Amy dropped Patrice Garrotte a line extending an invitation, copying in Carla and Harry B. Then, feeling good about “Storyteller” and virtuous about devoting a few minutes to her workshop duties, she decided to glance through her emails.
At once it became apparent that in order to make sense of what people were writing to her, she’d have to backtrack a full week and begin reading the letters sent during and immediately after the Whither C-SPAN thing, which apparently people had actually watched on TV. Maxine was the first: her subject line, What did I tell you?, was the message itself. Amy guessed this was an affirmation, since the next twenty messages were forwards from senior editors and agents, some of whose names she actually recognized, along with literary columnists from the Times, the ARB, and The New Republic. The only forwarded message she could bring herself to read was from Lex Munster, and that only because he was the one who had started the ball rolling in the first place. Lex Munster, whom she pictured as a cross between Fred Gwynne and Philip Seymour Hoffman, was the Perkins/ARB editor who had read Holly Antoon’s article last New Year’s. The guy Maxine said had Asperger’s and a nose for literary news.
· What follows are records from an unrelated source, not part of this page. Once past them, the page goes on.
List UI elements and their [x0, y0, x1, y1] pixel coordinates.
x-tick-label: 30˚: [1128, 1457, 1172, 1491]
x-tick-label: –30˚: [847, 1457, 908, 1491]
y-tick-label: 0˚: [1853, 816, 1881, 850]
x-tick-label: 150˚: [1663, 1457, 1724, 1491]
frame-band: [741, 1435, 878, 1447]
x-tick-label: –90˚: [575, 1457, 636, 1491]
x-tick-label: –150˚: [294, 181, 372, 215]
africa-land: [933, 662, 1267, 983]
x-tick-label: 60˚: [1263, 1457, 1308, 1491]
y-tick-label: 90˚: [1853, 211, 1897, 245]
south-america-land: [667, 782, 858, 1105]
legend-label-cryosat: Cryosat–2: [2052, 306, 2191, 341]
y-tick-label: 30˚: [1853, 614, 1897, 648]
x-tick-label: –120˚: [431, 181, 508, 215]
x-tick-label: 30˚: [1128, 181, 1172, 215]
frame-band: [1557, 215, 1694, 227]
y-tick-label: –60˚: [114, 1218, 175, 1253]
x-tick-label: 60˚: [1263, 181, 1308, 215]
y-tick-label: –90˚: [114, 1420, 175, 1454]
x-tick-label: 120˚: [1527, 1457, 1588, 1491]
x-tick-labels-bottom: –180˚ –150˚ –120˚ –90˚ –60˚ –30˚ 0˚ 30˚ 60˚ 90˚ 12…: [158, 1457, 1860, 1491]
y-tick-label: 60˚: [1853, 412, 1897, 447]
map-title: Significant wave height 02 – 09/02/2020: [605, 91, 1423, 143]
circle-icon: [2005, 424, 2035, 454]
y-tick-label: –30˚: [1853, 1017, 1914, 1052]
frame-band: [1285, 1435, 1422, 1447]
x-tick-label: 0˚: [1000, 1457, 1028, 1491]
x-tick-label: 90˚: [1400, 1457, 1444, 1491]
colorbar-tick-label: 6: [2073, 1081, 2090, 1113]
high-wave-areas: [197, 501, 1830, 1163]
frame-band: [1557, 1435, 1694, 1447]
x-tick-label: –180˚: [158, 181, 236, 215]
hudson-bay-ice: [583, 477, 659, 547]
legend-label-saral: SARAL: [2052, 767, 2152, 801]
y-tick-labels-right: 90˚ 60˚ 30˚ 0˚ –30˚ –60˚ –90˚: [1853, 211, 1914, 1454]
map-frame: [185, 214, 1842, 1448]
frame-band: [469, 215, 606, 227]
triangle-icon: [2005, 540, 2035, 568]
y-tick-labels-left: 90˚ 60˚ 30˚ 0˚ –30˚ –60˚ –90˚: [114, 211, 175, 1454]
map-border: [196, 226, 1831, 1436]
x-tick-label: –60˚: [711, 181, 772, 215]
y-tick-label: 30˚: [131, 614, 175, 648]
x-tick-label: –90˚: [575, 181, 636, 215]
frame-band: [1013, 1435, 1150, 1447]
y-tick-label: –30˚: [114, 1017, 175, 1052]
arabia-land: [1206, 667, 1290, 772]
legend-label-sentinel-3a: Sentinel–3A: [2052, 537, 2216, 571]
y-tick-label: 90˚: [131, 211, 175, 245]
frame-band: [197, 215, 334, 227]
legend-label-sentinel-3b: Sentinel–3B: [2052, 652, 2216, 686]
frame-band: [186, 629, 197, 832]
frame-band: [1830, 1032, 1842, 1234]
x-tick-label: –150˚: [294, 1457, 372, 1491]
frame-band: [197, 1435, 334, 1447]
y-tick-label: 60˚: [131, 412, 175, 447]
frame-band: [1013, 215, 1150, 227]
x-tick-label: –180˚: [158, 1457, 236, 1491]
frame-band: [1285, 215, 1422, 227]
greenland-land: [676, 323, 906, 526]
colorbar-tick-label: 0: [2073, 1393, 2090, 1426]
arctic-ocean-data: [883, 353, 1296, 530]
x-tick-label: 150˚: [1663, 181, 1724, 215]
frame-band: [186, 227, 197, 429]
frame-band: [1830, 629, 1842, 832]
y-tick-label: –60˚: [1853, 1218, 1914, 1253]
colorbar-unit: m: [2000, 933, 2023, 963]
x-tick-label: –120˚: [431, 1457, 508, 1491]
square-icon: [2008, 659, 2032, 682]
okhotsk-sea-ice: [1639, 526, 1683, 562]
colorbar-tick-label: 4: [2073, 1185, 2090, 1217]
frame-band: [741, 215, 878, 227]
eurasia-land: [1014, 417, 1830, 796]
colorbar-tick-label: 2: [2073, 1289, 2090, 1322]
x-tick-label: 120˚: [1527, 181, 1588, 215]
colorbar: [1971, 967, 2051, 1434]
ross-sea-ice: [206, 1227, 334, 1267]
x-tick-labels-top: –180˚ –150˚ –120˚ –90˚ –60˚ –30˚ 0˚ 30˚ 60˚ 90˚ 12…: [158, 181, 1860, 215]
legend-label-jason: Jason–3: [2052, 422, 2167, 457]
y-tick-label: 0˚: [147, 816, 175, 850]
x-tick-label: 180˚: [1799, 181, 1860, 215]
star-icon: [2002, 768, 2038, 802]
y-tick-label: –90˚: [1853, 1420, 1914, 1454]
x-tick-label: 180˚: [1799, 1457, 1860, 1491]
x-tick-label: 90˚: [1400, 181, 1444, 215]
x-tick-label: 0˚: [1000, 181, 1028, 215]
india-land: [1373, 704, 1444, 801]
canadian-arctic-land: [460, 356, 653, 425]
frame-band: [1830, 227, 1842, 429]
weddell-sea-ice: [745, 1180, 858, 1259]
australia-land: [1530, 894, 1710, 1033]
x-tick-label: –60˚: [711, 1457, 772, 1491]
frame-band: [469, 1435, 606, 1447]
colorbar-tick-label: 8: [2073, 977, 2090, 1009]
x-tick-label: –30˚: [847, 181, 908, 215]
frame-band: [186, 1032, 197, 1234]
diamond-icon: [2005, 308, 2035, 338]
Now he was asking Maxine if Amy would join some ungodly rolling panel of lit-fic writers whose mission it was to sprinkle enlightenment dust on bookstores and college campuses throughout North America. “Stars like Morrison and Roth (we hope) will join at some of the larger venues, but we’re looking for a core of six whom we can count on week-to-week. Amy would be perfect.” Surely Maxine didn’t expect Amy to do this. Unless they could do it in a tour bus, like Loretta Lynn.